Right, my actual football team and my fantasy football team both suck this year, so I need some sort of distraction. Which means - naturally - trying to think of which superheroes would make the best football players.
The rules, because what's the point of thinking about this unless you overthink it?
- No weapons or external 'bits'. So surfboards, repulser beams, grenade launchers - out. Armor is ok, because that's on you, but you can't use it to shoot stuff from your hands or whatever. Natural defenses - claws and teeth - are fine.
- No pulling in stuff from off the field. (Also known as the 'Magneto Rule'.) You can't use your powers to bring on bleachers or chairs or passing 747s or anything like that.
- You have to fit on the field. So Galactus is out, and the all-Celestials defensive line is a no-go.
- Flight is ok, but the rules of football apply. You have to land with feet inbounds, etc.
- I think that's it. Further rules may apply when I think of them.
With no further ado, presenting five members of my imaginary team...
Too obvious, right? He's got tactical skill, leadership ability and years of experience flinging around a stupidly-shaped object. He won't be the strongest or the quickest guy on the field, but he's got enough super-mojo in him to keep from dying the first time he's sacked by Sabretooth or whatever. As a bonus, the fans would go nuts whenever anyone even knocked him down. "YER KNOCKING DOWN AMURICA YOU TERRORIST COMMIE." (throws beer) (votes Trump) (etc)
Also in the running - I strongly considered Daredevil for this, as he's probably even more nimble - and even better at throwing stuff-not-really-aerodynamic. But the whole 'radar sense when surrounded by 80,000 screaming people' thing seemed a little unfair. Also considered, for pure nerd value, Taskmaster - he's like 80% of Cap, but also 80% of Daredevil and 80% of... other people, not so useful. He's got more value on the scout team.
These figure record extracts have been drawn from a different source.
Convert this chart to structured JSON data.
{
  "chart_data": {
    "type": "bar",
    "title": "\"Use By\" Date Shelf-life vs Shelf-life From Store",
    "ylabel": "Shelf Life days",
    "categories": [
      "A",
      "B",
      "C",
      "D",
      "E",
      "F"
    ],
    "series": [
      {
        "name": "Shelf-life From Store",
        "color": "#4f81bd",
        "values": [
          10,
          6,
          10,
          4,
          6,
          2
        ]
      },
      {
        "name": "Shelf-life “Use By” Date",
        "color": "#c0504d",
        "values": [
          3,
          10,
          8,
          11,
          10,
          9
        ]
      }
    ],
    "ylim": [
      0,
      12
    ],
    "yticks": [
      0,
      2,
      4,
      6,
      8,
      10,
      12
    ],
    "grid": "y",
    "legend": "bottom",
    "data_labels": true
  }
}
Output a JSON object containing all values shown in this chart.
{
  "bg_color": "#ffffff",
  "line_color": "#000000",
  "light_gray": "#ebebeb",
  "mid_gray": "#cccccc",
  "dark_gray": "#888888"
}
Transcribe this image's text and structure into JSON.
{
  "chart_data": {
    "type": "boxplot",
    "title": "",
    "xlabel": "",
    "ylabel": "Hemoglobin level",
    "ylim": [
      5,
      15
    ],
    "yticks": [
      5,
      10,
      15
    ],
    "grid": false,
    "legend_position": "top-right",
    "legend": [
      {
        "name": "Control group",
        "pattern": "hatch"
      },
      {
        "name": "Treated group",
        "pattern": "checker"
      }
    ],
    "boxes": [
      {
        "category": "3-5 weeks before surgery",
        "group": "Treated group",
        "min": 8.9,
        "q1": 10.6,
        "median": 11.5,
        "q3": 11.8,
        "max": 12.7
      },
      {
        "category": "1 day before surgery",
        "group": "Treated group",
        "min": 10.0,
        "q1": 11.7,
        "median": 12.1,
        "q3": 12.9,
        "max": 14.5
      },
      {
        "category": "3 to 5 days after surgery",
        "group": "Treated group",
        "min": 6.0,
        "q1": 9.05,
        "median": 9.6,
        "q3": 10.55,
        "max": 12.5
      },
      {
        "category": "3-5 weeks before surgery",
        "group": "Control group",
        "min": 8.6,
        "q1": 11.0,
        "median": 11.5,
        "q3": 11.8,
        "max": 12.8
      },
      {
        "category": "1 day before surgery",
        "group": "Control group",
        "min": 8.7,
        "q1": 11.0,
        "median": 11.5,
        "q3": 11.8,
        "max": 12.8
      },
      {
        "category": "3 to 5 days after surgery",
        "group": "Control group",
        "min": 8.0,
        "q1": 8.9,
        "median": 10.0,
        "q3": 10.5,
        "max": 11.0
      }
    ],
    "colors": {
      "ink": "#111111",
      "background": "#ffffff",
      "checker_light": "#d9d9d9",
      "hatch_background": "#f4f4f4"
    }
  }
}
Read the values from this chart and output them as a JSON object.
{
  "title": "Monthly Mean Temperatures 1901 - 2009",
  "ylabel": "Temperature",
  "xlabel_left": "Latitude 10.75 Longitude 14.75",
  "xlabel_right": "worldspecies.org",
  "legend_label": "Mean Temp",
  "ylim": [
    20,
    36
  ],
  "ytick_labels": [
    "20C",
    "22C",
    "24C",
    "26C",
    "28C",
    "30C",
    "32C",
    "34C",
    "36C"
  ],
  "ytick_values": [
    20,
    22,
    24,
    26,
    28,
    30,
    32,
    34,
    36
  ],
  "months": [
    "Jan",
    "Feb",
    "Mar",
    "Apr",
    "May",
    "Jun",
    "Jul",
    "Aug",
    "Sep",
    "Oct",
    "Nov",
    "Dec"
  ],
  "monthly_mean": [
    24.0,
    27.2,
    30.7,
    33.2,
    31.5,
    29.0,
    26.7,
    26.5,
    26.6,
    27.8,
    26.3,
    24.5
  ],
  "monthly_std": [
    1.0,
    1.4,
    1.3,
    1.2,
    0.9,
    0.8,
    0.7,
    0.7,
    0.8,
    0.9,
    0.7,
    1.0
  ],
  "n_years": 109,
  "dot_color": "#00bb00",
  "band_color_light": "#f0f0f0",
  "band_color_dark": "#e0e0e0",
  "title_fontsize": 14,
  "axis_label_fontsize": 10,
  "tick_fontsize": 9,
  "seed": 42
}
Wide Receiver - Quicksilver
A no-brainer, right? As far as I can tell, the only challenge is getting the ball to him. But even then, you've got a lot of freedom. Even if Cap gets concussed and throws the ball 20 years behind Quicksilver, the dude can scamper back and snag it before the defense even notices.
Also in the running - Spider-man (nimble, strong, sticky, attitude, etc)
Fullback - Juggernaut
Also a no-brainer. Granted, I don't see him being able to catch a ball, so I've moved him from running back to fullback. This way we can put him to work in two different ways: either hand him the ball and watch him rumble forward, or just send him forward as a blocker and have the ball-carrier behind him. It'll be a hoot.
Also in the running - Hulk (but so many penalties. Hulk is a Raider)
Perfect defender. She flies - so you can't really outpace her, and she can help take down any winged wide receiver. She's strong enough and tough enough to wrestle ('rassle' in cheesy Roguelish) with anyone. She can stop the pass or the run. And, best of all, after the first tackle, she'll know the entire opposing playbook. I've gone with Rogue over a telepath because a) she's not fragile and b) her power gives her instinctive, rather than intellectual, knowledge. So she'll be able to read the plays, not the minds. Clever, eh?
Also in the running: Heimdall (he's also big and tough, and nothing gets by him)
Tackle/Guard - Sebastian Shaw
How annoying would he be as a blocker? You pummel him over and over again, and he just gets faster and faster, stronger and stronger. He'd be even better at the end of the game than the beginning. And, you know, he's a dickhead. You could totally see him going for the knees, or biting someone in the pile.
Also in the running: Blob (but really, too big for pass protection, too slow for run blocking), Groot (too nice)
Your turn - which superheroes are you drafting for your football team?